Und auch hier war es überhaupt nicht wichtig, eine gemeinsame Sprache zu sprechen: das Tun und Schauen, wie machen es die Anderen, reichte aus, dass alle das Filzen gelernt haben.

Dass jeder seine gefilzten Rasseln behalten konnte, hat uns allen gefallen.

Jeden Tag aufs Neue haben die Kinder die Erfahrungen des letzten Tages neu ausgebaut: die Riesenseifenblasen wurden immer skulpturaler und konnten länger „leben“, weil man sie lieber bestaunte und ihren Weg in den Himmel beobachten wollte. Aber auch das Hinterherrennen und im Kollektiv platzen lassen war natürlich eine laute, lustige Gaudi.

Die Holzunterlegplättchen für die Murmelbahn wurde sofort neu verortet. Jeden Tag bauten drei Jungs aufs Neue Häuser, das manchmal wieder einstürzten, aber immer wieder in neuem Flair aufgebaut wurden und am Ende sogar mit buntem Tape befestigt wurden, damit sie standhaft waren. Die kleinen Architekten bauten Häuser, ein Haus mit Veranda, eine Villa, ein Balkon, eine große Treppe, ein Zweithaus im eingezäunten Garten.. wie schön wäre es, könnten sie sich irgendwann diese Traumhäuser wirklich bauen und sie dort in Sicherheit einziehen.

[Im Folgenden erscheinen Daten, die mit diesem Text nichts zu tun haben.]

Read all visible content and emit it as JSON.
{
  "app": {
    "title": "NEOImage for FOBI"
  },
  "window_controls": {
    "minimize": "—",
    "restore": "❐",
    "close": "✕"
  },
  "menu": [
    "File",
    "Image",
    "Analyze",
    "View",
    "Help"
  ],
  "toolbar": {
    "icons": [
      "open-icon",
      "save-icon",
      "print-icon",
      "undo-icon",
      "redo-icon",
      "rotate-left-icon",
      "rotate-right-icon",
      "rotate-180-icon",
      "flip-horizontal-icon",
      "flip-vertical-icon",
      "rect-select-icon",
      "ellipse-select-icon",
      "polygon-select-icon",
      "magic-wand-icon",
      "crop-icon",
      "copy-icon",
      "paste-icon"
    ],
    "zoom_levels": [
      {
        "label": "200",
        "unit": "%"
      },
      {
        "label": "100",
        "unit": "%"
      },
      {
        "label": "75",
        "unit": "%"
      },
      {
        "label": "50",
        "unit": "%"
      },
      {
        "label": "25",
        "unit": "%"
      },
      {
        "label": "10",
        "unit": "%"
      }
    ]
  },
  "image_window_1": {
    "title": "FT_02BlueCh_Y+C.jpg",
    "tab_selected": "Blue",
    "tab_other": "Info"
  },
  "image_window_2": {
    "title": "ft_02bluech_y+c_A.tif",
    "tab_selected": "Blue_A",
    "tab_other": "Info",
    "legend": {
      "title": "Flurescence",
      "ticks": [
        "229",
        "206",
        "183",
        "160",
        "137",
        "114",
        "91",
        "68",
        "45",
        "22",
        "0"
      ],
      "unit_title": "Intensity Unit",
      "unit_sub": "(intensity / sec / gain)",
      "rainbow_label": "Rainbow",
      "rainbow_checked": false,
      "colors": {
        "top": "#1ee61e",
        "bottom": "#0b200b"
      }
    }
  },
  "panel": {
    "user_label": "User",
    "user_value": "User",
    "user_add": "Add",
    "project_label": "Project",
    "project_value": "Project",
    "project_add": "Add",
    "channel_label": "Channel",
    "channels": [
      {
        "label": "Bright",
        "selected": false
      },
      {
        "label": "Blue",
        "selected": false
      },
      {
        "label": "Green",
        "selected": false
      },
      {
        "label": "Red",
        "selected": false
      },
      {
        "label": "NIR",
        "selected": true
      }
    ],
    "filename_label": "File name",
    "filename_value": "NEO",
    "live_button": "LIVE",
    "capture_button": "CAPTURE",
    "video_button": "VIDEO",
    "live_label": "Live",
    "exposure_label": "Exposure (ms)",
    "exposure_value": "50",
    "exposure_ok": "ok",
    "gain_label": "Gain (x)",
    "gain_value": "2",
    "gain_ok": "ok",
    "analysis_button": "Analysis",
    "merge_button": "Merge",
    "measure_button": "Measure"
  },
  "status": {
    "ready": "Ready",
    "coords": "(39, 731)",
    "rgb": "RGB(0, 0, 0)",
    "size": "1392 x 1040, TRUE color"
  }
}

Am letzten Tag hat ein buntes Puzzle uns alle an eine Tafel mit Tee und Keksen eingeladen. Die bunte Anziehungskraft war groß und alle halfen mit, die Puzzleteile zu einem Musterbild zusammen zu setzen. Als wir es fertig vor uns auf dem Boden liegen sahen, begann die erste, darauf zu tänzeln, eine andere wollte zeigen, dass man dieses Bild auch als Beet Teppich nehmen könnte und zum Schluss wurde es unsere Picknickdecke, kochten für alle Tee und kauften schnell ein paar Kekse ein.

Nun waren wir alle gemeinsam an einem Tisch und wärmten uns mit Tee und schönen Gedanken an die gemeinsame Woche.

Jeden Tag haben wir uns ein bisschen besser kennen gelernt, uns vertraut und das Spielen und kreative Gestalten emphatisch als Gemeinschaft erlebt. Und ganz nebenbei haben die Kinder neue deutsche Worte gelernt, wie Murmel, Kleber, Stift, blau, gelb, morgen 2 Uhr, heute ist Dienstag…

….und wir konnten jeden Tag, auf dem Weg nach Hause, sagen:

Heute war ein schöner Tag!

Die eigene Fluchtgeschichte und die Herausforderungen an das neuen Leben in der Fremde, konnten die Kinder im freien Spiel zum Ausdruck bringen. Wir alle haben ausprobiert, mit allen Sinnen entdeckt und gespielt, uns kennen gelernt, uns ausprobiert und diese Erfahrungen jeden Tag ein bisschen weiter entwickelt.

So wundersam unser Vereinsname ist, so wundersam war gegen Ende die großartige Gebärde, als zwei Jungen viele Murmeln, die verschwunden waren, wieder zurück in den großen Eimer gebracht haben.